Turkey’s Ministry of Environment, Urbanisation and Climate Change has said reports that UK waste plastics were dumped there are not true.
News agency Bloomberg had reported that plastic company Eurokey had exported waste plastics on behalf of Tesco. It reported that it had used digital trackers and discovered the material was on an industrial estate in the region of Adana.
But Environment Minister Murat Kurum said this wasn’t true.
He said that seven teams had scanned the entire region and not found any hazardous or illegal material and noted that the area where the material was supposedly found was where a number of recycling facilities are located.
The Minister added: “The images [from the Bloomberg story] were also examined and it was understood that the images were not new, and no hazardous waste was found in that area. The news and all the information contained in it are completely baseless and do not reflect the truth.”
In addition, the Minister said that the import of hazardous, non-recoverable and disposal-purpose waste is prohibited with no more than 1% contamination permitted. He added that any imported waste also needed to be tracked from customs to any facility using the mobile waste transportation system MoTAT.

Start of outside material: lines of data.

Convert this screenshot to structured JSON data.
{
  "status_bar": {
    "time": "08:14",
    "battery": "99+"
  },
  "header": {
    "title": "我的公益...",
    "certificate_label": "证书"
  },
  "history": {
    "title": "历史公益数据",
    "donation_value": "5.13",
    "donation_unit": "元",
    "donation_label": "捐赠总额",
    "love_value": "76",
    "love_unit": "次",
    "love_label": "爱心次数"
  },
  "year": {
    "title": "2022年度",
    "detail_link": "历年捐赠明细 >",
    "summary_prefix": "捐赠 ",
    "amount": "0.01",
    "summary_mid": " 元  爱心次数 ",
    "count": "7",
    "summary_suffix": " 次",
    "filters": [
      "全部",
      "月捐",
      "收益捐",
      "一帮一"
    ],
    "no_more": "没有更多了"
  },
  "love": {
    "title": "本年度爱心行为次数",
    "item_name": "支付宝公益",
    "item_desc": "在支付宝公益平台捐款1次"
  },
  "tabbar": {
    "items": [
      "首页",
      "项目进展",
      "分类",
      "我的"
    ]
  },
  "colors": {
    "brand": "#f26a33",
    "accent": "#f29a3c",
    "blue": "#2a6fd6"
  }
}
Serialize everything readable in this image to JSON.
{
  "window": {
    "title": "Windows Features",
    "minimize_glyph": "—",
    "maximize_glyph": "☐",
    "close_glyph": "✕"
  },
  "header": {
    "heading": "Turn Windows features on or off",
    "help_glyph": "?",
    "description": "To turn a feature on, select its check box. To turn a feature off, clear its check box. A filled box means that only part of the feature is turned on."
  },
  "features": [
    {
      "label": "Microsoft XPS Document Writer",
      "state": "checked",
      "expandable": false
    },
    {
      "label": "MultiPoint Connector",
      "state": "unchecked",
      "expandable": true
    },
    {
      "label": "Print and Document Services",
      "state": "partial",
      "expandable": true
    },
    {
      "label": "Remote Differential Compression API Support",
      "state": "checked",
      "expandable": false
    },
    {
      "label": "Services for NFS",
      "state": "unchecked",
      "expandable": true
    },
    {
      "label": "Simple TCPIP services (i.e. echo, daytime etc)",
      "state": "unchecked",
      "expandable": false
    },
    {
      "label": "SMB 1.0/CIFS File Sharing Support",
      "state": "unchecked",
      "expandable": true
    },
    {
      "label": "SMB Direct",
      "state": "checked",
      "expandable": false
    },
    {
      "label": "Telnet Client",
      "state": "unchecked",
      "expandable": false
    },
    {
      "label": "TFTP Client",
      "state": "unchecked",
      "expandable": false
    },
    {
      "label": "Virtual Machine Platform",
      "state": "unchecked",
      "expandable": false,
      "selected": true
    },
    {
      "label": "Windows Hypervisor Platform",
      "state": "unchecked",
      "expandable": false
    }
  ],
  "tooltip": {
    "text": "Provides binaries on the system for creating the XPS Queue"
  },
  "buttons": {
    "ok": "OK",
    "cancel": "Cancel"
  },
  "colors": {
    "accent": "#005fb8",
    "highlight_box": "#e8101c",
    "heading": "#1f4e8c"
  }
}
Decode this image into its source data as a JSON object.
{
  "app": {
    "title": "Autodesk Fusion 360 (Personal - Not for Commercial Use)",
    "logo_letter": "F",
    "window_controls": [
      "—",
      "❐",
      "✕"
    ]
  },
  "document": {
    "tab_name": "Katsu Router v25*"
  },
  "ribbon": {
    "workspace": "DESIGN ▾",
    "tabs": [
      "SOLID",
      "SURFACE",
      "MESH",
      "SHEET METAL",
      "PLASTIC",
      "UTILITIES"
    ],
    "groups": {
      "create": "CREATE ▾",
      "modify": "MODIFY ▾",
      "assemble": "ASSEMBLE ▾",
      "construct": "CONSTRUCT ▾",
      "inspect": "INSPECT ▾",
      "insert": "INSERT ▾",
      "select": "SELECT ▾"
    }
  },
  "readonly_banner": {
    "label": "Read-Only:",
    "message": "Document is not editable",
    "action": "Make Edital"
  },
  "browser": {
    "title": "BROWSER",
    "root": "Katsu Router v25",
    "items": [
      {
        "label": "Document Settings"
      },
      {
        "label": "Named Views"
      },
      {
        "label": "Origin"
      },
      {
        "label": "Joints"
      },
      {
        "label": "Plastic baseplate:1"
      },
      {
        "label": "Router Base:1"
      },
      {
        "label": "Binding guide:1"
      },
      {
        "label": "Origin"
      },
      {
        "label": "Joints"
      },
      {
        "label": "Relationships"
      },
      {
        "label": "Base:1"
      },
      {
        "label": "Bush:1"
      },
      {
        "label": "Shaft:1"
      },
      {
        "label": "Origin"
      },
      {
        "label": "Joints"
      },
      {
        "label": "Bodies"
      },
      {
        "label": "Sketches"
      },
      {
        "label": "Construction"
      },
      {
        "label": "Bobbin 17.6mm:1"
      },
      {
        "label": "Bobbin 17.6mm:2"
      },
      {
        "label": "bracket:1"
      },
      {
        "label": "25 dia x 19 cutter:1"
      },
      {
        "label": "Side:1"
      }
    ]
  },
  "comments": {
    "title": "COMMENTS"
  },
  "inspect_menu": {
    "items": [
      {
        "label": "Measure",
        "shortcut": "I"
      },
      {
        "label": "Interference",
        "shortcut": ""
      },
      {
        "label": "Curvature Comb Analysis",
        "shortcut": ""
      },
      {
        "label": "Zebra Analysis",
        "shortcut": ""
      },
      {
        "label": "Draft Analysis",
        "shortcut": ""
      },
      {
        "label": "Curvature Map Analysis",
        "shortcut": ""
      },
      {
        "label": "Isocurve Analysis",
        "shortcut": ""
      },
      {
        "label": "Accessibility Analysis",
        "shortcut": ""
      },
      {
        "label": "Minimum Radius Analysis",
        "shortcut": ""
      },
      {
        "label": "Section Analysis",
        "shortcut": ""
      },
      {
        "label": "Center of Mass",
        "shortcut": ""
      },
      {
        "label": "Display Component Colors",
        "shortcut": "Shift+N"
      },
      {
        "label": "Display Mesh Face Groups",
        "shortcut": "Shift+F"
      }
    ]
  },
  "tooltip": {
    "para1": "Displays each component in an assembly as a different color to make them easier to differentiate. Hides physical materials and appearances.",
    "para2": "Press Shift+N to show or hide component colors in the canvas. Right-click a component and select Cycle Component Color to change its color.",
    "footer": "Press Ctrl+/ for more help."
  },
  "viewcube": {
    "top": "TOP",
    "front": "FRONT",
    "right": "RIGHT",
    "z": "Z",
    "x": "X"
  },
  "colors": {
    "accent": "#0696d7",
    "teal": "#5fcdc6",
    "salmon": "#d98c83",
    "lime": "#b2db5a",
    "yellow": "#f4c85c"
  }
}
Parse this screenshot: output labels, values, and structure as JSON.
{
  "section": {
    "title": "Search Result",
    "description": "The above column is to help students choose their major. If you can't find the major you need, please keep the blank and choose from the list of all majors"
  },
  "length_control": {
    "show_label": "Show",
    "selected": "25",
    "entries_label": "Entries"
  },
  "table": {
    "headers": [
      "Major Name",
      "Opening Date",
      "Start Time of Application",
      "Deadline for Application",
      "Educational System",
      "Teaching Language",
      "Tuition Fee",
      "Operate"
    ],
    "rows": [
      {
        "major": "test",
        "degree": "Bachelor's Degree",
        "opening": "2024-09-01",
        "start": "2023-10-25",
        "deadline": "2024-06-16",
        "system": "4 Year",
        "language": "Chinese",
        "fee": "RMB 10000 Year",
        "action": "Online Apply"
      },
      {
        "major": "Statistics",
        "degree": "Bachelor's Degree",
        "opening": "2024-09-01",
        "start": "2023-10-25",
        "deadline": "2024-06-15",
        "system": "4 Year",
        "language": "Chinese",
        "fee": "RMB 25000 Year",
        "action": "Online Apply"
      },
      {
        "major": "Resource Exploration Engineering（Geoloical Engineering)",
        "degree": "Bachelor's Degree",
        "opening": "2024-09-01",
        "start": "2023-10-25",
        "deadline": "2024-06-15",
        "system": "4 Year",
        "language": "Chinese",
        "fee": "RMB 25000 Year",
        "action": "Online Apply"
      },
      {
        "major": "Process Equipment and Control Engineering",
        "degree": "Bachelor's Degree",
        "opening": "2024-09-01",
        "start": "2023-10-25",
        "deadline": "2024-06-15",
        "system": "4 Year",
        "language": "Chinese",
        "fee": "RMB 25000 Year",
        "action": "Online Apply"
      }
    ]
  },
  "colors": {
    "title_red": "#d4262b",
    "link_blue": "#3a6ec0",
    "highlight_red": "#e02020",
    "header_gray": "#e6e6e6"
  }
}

He said: “It is forbidden not only to import waste imported within the scope of recycling, but also for waste collected in the domestic market to be abandoned to nature and burned in a way that harms the environment.
“There have been allegations about Adana before. We took soil samples from 11 points where it was claimed that hazardous wastes were burned and the soil damaged, and no parameters that would pose a danger to the environment and human health were detected in the analysis.
“We are very sensitive about matters pertaining to our country, our environment and our nature. Let alone allowing harm, we are resolutely carrying out works that will leave a better environment and a clean nature to future generations with the steps we take, and we will continue with determination from now on.”